Der hannoversche Landesbischof Ralf Meister wünscht sich für das Jahr des 500. Reformationsjubiläums, das mit dem Reformationstag an diesem Montag beginnt, eine sachliche Auseinandersetzung mit Martin Luther. "Das Jubiläum ist kein Anlass, um ihn blind zu verehren. Das wäre im Gegenteil fahrlässig", sagte der evangelische Theologe im Gespräch mit dem Evangelischen Pressedienst (epd).

Es gehe darum, Luther und seine Zeit historisch fundiert zu betrachten. "Dabei ist eine kritische Distanz und Beurteilung bestimmter Haltungen unverzichtbar", sagte Meister. Als Beispiele nannte er Luthers (1483-1546) scharfe Angriffe auf die Bauernkriege, seine ausgeprägte Skepsis gegenüber dem Islam und vor allem seinen Judenhass.

Luthers Antisemitismus sei unter anderem darauf zurückzuführen, dass die Juden seine Erwartungen, Christen zu werden, nicht erfüllt hätten, erläuterte der Theologe. Luther habe einen neuen Deutungsrahmen geschaffen, in dem Christus die Autorität ist, die als alleiniger Maßstab die Auslegung der Bibel bestimmt. Diese Position habe die Autorität des Papstes und die Macht der Kirche geschwächt. "Das gab ihm die Freiheit, diejenigen massiv, polemisch und grob zu kritisieren, die dieser Neuausrichtung nicht folgten." Daraus habe auch sein "wüster Antijudaismus" resultiert, der nicht zu entschuldigen sei.

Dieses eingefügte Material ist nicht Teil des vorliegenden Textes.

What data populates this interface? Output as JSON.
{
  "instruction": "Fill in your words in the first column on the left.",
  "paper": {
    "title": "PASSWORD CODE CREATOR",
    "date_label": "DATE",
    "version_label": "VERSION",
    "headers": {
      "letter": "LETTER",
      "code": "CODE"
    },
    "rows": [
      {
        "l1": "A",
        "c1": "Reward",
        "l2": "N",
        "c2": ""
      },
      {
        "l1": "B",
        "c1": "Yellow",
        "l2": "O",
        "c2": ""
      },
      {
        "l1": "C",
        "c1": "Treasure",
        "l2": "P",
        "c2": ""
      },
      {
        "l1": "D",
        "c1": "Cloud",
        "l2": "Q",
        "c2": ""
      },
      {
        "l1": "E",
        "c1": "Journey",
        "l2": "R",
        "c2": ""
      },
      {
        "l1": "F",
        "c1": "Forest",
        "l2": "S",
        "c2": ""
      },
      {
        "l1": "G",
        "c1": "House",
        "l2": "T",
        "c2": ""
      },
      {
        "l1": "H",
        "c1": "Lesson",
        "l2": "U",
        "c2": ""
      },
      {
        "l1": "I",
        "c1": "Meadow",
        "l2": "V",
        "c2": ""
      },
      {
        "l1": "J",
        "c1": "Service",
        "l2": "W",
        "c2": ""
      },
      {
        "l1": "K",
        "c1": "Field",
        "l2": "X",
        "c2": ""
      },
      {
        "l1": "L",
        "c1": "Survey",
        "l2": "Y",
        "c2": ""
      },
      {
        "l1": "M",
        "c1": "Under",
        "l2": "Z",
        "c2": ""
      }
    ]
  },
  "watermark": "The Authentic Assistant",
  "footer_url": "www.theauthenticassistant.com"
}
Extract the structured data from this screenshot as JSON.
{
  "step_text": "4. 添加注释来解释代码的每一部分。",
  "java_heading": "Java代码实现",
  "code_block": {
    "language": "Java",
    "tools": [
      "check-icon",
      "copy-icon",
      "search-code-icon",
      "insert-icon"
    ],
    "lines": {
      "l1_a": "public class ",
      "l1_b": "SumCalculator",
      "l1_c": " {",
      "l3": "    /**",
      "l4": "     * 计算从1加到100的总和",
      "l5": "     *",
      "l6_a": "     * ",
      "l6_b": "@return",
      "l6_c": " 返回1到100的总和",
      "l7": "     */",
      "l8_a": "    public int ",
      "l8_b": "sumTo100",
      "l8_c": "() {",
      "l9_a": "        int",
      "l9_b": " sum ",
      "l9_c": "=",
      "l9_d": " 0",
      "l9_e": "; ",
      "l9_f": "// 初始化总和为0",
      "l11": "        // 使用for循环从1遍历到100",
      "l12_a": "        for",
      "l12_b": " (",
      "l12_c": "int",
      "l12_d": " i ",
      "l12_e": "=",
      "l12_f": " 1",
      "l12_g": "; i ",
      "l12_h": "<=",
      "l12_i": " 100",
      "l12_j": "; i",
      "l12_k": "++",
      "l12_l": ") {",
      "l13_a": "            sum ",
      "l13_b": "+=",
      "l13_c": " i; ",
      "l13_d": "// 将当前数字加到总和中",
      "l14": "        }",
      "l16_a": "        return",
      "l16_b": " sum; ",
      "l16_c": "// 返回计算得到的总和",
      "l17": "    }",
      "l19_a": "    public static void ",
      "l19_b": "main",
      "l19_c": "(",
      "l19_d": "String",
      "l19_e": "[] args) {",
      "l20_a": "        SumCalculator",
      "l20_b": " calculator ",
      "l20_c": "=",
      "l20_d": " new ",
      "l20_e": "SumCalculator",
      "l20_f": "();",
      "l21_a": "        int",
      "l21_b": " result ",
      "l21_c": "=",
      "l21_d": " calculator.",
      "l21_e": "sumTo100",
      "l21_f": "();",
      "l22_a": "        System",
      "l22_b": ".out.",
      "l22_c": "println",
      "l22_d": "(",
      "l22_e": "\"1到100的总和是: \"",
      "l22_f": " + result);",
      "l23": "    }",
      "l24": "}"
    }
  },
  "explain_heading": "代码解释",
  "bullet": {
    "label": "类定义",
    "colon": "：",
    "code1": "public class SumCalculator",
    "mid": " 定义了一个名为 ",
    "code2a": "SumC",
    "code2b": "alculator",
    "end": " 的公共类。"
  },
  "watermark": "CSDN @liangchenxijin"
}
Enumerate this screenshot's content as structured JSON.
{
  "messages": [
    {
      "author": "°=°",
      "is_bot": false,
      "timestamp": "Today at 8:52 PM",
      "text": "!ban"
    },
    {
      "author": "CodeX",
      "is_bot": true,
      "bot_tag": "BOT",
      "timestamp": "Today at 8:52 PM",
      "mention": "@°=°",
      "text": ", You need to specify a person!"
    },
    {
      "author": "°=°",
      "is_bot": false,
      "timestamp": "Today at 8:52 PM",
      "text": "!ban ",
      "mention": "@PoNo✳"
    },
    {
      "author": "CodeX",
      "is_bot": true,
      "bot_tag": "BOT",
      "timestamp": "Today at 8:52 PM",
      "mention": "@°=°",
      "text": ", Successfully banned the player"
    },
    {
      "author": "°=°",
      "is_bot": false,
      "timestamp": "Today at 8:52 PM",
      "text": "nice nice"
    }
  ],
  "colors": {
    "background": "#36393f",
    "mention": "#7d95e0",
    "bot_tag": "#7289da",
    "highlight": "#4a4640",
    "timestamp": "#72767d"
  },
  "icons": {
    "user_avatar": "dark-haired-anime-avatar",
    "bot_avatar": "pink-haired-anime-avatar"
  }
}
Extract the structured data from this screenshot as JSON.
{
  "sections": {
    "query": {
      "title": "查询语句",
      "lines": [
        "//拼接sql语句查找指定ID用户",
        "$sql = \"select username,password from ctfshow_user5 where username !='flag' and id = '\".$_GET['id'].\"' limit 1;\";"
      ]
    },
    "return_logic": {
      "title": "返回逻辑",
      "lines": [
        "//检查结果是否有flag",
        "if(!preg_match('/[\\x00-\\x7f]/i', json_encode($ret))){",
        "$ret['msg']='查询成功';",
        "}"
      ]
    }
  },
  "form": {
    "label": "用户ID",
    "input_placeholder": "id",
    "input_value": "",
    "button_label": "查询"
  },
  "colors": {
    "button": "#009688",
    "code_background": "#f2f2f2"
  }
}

Auf der anderen Seite habe er den Menschen mit seiner Überzeugung, dass die Grundlage des Glaubens in Christus selbst und nicht in der Vermittlung durch kirchliche Amtsträger und Traditionen liege, völlig neue Perspektiven eröffnet. "Der Ritter und der Handwerker, der Bauer und die Hausfrau erfuhren, dass sie nicht in einer abgewerteten Kategorie lebten, die sie - bildlich gesprochen - im Gegenüber zu den Klerikern in die zweite, dritte oder fünfte Reihe verbannte, sondern dass sie in der ersten Reihe neben ihnen sitzen durften."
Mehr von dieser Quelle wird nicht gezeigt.